Did you know? Vanilla is the most popular flavour in the world.
Sugar, spice, and everything nice
The 18th century marked the intersection between sweet puddings and vanilla when the spice became more frequently used in Europe, due to the introduction of artificial vanillin.
Vanilla was mostly seen as a chocolate additive until the early 17th century when Hugh Morgan, a creative apothecary in the employ of Queen Elizabeth I, created chocolate-free, vanilla-flavoured 'sweetmeats'.
By the 18th century, the French were using vanilla to flavour ice cream.
Simultaneously, at the end of the 18th century, the word pudding became mostly associated in the UK with sweet dishes. Many of these puddings were prepared using special pudding bags or cloths, the preparation method being the only remaining connection between savoury and sweet puddings.
As highlighted in our Halloween blog, the delicate and complex orchid flowers rarely retain their structure after being pressed and dried to become herbarium specimens.
Vanilla orchids tend to be especially delicate and have the tendency to dry from dark brown to black. The lip (the distinct-looking petal in orchid flowers) of many vanilla orchids has intricate ornamentations, including delicate folds and hairs.
For these reasons, illustrations are frequently included in or associated with herbarium specimens. These illustrations allow botanists to more easily analyse the specimens and provide our Digitisation Officers with a sneak peek into these flowers in real life. Despite their beauty, the illustrations can greatly increase the complexity and time necessary to digitise a single specimen.
The cherry on top
The digitisation of vanilla orchids and other ‘spicy orchids’ provide our team with an interesting opportunity to reflect on the importance of our job.
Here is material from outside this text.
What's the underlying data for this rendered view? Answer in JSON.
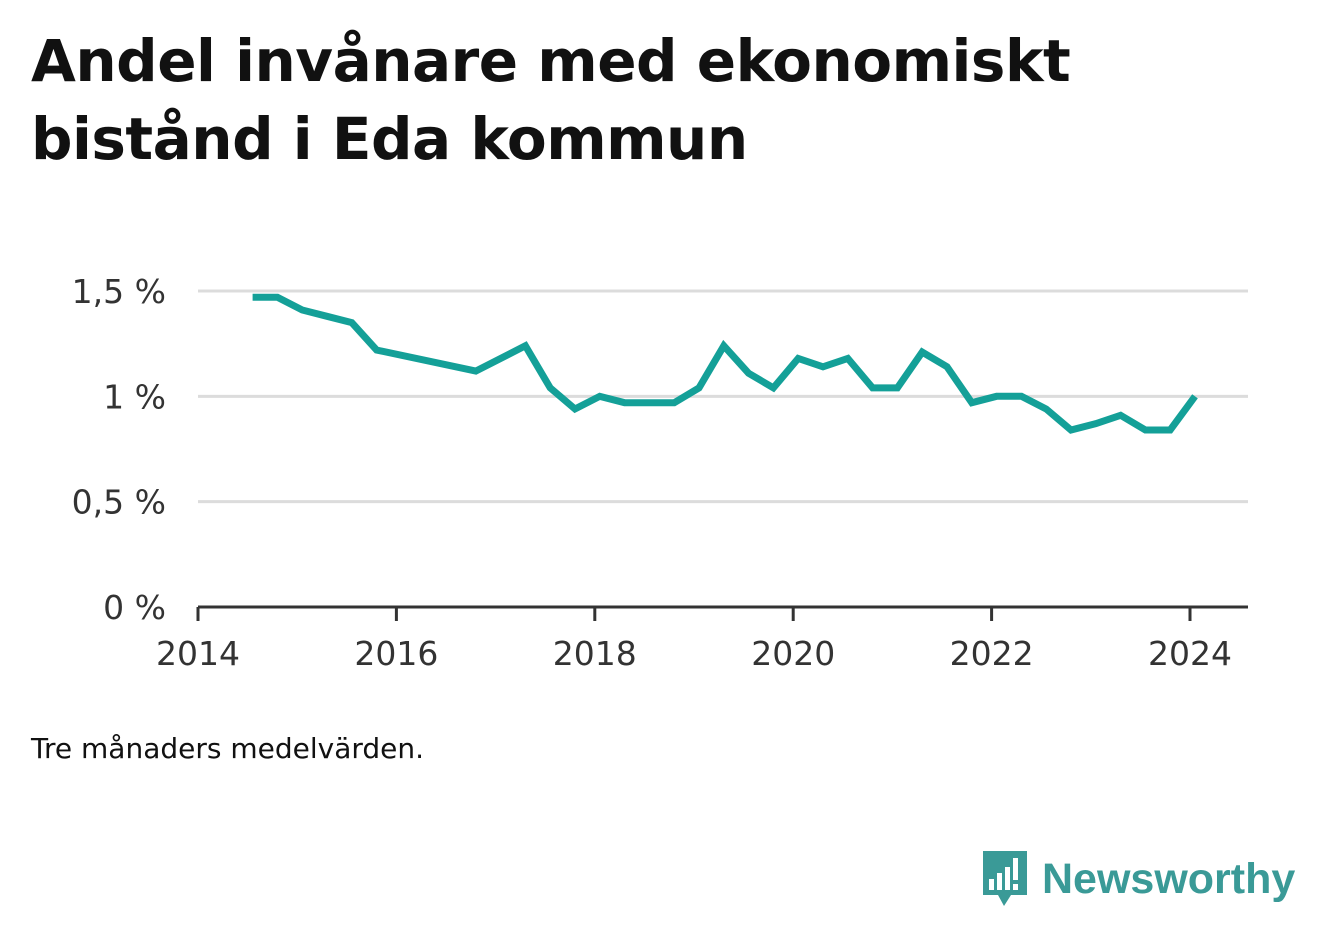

Orchids are commonly thought of as ornamental plants, but Vanilla reminds us of their often overlooked potential and the importance of traditional knowledge.
Aside from acting as a virtual copy of the specimens housed at the Kew Herbarium, making this data widely and publicly available allows us to revisit our knowledge and understanding of our collection and the plants it holds.
We hope that, as we move forward, we continue to uncover exciting and unexpectedly sweet histories.
Hope you enjoy British Pudding Day with a rich serving of vanilla custard!